I'm kind of pissy. I made a rather funny radio ad yesterday. I mean seriously, it's some of my better work. I find myself to be clever and this ad really says clever. I played it for the people at work today and I got nothing. No chuckle, no snorting, no liquids out the nose. They didn't have to declare me a god, they just had to smile and say well done. Neither of those 2 things happened. This saddens me greatly. These are the people that I am about to sign a contract with and they can't even say well done? What the hell am I doing with my life?
I have had a few interviews lately. I didn't think I applied for this many jobs, I guess I did. I blame the Ambien I am not taking. The problem with them all is that I get there and I am not enthusiastic about what they are offering me. I mean, I am not going to be a cheerleader for the job, but I should show some interest. I just can't though. It's really a bad thing. I read the list of job openings and not once does my heart beat faster and I think, 'I must have this job.' Nothing is jumping at me. I realize that I am being a bit unrealistic if I think my first job is going to be the job of my dreams. But I also realize that I do not want to waste my time at a place where I am under appreciated and not doing something that I half way enjoy. I also think that in the back of my mind I know that my internship is going to hire me, so I don't really care about turning down these other jobs. But when they don;t even laugh at the best ever ad, maybe I should rethink employment there.

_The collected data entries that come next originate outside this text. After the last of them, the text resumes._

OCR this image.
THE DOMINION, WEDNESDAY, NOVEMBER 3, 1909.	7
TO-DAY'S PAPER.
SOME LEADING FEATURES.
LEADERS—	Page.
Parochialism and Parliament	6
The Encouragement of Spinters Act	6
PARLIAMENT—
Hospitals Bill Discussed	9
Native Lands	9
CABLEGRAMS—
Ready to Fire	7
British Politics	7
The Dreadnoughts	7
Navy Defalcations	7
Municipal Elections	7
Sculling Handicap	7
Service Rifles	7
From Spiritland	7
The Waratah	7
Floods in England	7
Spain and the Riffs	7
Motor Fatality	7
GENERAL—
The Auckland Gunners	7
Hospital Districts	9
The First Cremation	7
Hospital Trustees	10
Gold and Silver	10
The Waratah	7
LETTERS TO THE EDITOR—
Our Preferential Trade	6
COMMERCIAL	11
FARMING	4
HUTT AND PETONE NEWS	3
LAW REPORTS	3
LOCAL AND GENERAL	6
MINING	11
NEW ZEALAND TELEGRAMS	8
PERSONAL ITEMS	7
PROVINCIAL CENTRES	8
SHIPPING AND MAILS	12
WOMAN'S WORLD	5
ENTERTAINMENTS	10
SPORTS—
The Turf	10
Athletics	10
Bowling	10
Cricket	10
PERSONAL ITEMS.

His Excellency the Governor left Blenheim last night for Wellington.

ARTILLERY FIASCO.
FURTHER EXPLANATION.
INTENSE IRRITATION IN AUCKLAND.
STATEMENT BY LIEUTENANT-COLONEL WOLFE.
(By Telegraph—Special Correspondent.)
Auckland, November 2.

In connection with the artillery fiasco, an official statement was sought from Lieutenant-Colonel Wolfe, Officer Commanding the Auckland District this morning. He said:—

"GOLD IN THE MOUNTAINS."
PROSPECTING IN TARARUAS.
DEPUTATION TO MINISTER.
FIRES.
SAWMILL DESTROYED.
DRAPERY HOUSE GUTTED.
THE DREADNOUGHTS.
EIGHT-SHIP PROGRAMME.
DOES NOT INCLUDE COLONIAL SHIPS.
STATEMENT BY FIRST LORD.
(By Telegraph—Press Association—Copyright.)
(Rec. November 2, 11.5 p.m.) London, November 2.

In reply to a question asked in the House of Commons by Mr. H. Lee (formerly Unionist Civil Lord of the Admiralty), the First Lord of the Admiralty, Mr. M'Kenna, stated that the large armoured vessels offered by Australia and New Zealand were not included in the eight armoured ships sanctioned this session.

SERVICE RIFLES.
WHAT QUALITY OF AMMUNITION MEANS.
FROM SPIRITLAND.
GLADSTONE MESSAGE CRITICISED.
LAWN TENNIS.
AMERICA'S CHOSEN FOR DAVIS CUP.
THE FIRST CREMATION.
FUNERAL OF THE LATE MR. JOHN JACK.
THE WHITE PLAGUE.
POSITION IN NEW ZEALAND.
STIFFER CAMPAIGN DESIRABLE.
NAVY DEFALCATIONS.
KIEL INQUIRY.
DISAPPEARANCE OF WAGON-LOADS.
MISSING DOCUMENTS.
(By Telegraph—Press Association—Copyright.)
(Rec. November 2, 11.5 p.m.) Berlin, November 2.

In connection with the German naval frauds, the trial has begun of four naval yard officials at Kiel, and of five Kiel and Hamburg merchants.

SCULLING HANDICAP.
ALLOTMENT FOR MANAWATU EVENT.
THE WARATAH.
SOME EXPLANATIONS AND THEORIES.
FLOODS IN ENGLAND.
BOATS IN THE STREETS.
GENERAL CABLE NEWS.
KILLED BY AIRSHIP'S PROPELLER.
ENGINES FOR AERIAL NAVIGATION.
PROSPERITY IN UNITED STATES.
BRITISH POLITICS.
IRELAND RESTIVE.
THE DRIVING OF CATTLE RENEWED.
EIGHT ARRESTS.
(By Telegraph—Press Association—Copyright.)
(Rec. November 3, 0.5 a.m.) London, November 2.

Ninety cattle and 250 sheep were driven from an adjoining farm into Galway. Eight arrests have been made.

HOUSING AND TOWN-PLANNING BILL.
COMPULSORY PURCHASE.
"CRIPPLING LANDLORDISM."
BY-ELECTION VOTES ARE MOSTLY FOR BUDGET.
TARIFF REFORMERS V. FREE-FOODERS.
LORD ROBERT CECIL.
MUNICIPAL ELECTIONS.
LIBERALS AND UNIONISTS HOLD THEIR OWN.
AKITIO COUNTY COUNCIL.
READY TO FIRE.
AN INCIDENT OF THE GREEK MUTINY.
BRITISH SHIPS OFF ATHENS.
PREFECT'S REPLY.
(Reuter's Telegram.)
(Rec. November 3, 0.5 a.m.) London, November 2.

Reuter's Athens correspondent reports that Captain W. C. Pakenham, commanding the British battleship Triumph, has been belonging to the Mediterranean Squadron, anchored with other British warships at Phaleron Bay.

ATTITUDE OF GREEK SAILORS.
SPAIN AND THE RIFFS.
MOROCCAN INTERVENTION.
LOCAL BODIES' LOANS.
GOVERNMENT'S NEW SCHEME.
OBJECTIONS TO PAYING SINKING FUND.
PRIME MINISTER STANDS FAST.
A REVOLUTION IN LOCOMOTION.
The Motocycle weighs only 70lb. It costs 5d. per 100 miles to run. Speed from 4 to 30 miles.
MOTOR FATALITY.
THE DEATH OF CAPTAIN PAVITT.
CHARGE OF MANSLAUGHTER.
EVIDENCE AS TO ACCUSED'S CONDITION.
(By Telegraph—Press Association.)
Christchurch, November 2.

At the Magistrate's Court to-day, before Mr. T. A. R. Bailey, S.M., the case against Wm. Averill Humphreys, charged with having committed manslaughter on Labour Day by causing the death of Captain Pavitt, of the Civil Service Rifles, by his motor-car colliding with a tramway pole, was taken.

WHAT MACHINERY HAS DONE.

As I normally do when frustrated, I will now grr. So GRRRRRRRRR
Life is set up the wrong way. As children we should work. This way we can't really revolt since we know nothing better. Then after 21 years of working we should be freed to the world and able to roam freely. I realize that with children working nothing great would get done, but you never know. My 3 year old nephew is pretty smart and he could run a company where we all play power rangers and use fake tools to build fake bridges over the lava pit that is the living room floor.